The jailer falls down before Paul and Silas and asks the question that rings through the centuries: «Sirs, what must I do to be saved?» (Acts 16:30). Out of the warlike place, a soul.
And here is the connection that turns a good story into a thread of gold: years later, from a different prison — a Roman one — Paul writes a letter back to this warlike city. The letter to the Philippians. And listen to what he tells them:
«Only let your conversation be as it becometh the gospel of Christ: that whether I come and see you, or else be absent, I may hear of your affairs, that ye stand fast in one spirit» (Philippians 1:27). Stand fast. Military language for a military city. Then: «I can do all things through Christ which strengtheneth me» (Philippians 4:13). And: «my God shall supply all your need according to his riches in glory by Christ Jesus» (Philippians 4:19). And, most remarkably: «Rejoice in the Lord alway: and again I say, Rejoice» (Philippians 4:4). Written from prison. To a city where he was first imprisoned. The man who sang at midnight in Philippi tells the Philippians to rejoice from a Roman cell.

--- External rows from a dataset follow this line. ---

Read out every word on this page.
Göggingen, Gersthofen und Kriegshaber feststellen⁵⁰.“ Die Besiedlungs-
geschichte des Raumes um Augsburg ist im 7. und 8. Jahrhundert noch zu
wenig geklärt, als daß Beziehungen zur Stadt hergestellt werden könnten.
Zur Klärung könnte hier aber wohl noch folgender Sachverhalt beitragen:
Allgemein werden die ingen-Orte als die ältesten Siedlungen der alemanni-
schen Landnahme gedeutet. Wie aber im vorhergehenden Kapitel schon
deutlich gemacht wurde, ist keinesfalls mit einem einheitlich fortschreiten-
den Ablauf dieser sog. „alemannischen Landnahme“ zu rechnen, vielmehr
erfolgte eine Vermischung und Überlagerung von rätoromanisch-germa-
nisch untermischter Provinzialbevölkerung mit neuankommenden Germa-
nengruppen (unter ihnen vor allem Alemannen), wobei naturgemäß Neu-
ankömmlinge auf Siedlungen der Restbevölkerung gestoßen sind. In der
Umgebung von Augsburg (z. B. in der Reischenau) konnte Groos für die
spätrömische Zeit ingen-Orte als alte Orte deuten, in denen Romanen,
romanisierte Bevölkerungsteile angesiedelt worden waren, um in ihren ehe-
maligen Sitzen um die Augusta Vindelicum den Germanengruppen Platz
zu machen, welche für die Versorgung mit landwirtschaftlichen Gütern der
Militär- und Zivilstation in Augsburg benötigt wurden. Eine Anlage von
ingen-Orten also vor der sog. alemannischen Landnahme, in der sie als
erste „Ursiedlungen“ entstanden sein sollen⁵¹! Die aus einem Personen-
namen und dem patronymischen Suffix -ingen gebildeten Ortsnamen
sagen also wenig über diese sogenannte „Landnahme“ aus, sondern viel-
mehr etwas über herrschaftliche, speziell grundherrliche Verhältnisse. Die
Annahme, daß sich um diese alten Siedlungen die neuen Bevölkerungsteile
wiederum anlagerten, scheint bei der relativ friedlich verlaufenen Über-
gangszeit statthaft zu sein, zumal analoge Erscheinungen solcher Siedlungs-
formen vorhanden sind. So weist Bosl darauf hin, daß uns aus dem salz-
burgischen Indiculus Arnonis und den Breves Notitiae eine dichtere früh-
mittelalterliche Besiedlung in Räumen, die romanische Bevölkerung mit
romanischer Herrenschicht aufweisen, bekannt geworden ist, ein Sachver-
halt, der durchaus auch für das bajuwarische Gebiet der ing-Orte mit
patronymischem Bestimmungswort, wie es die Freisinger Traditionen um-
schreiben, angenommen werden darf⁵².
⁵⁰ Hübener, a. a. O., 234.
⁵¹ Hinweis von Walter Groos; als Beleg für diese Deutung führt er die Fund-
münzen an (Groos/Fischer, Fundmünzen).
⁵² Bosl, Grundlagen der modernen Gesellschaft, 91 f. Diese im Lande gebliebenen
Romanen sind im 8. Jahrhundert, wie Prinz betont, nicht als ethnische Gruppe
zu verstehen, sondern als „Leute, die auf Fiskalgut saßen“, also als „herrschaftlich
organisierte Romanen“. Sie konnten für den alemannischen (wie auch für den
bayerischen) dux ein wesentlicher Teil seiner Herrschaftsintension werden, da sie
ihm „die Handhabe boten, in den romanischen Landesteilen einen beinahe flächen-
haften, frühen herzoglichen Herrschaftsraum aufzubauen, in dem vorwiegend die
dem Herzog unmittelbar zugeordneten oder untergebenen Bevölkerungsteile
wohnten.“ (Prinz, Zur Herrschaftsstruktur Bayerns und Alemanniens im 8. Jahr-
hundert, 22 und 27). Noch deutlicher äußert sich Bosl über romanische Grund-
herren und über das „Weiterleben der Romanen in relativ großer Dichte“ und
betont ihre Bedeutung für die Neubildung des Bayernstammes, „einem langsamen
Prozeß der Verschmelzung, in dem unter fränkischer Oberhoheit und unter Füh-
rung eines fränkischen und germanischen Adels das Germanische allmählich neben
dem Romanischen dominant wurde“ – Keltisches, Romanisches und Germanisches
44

And there is one more word Paul uses for the Philippians that reaches back to the beginning of our story and forward to its end. He calls them: «my brethren dearly beloved and longed for, my joy and crown» (Philippians 4:1). The word is stephanos (G4735) — the same word as Stephen’s name, the same word Paul will use in his final letter for the crown of righteousness. The warlike church is his crown. The people born in the prison earthquake, baptised in the midnight praise, are the ones he calls his stephanos. The crown thread does not sleep in the middle chapters. It runs quietly through Philippi, waiting for Rome.
One more name from the Philippian letter deserves mention. Paul writes of Epaphroditus — Epaphroditos (G1891), whose name Strong’s traces to epi (upon, devoted to) and Aphroditē — literally, «devoted to Aphrodite.» A man named for the pagan goddess of love — who came from Philippi to minister to Paul in prison and «was sick nigh unto death: but God had mercy on him» (Philippians 2:27). Paul sends him back with the instruction: «Receive him therefore in the Lord with all gladness; and hold such in reputation: because for the work of Christ he was nigh unto death, not regarding his life» (Philippians 2:29–30). The lovely one nearly died carrying love between the warlike city and the prisoner. Even the names of the messengers match the story.
The warlike city receives the letter of supernatural joy in chains. The city’s name prophesied its character. And the letter Paul wrote to it answered that character with something the warlike place had never seen: praise in the darkness, and doors that open from the inside.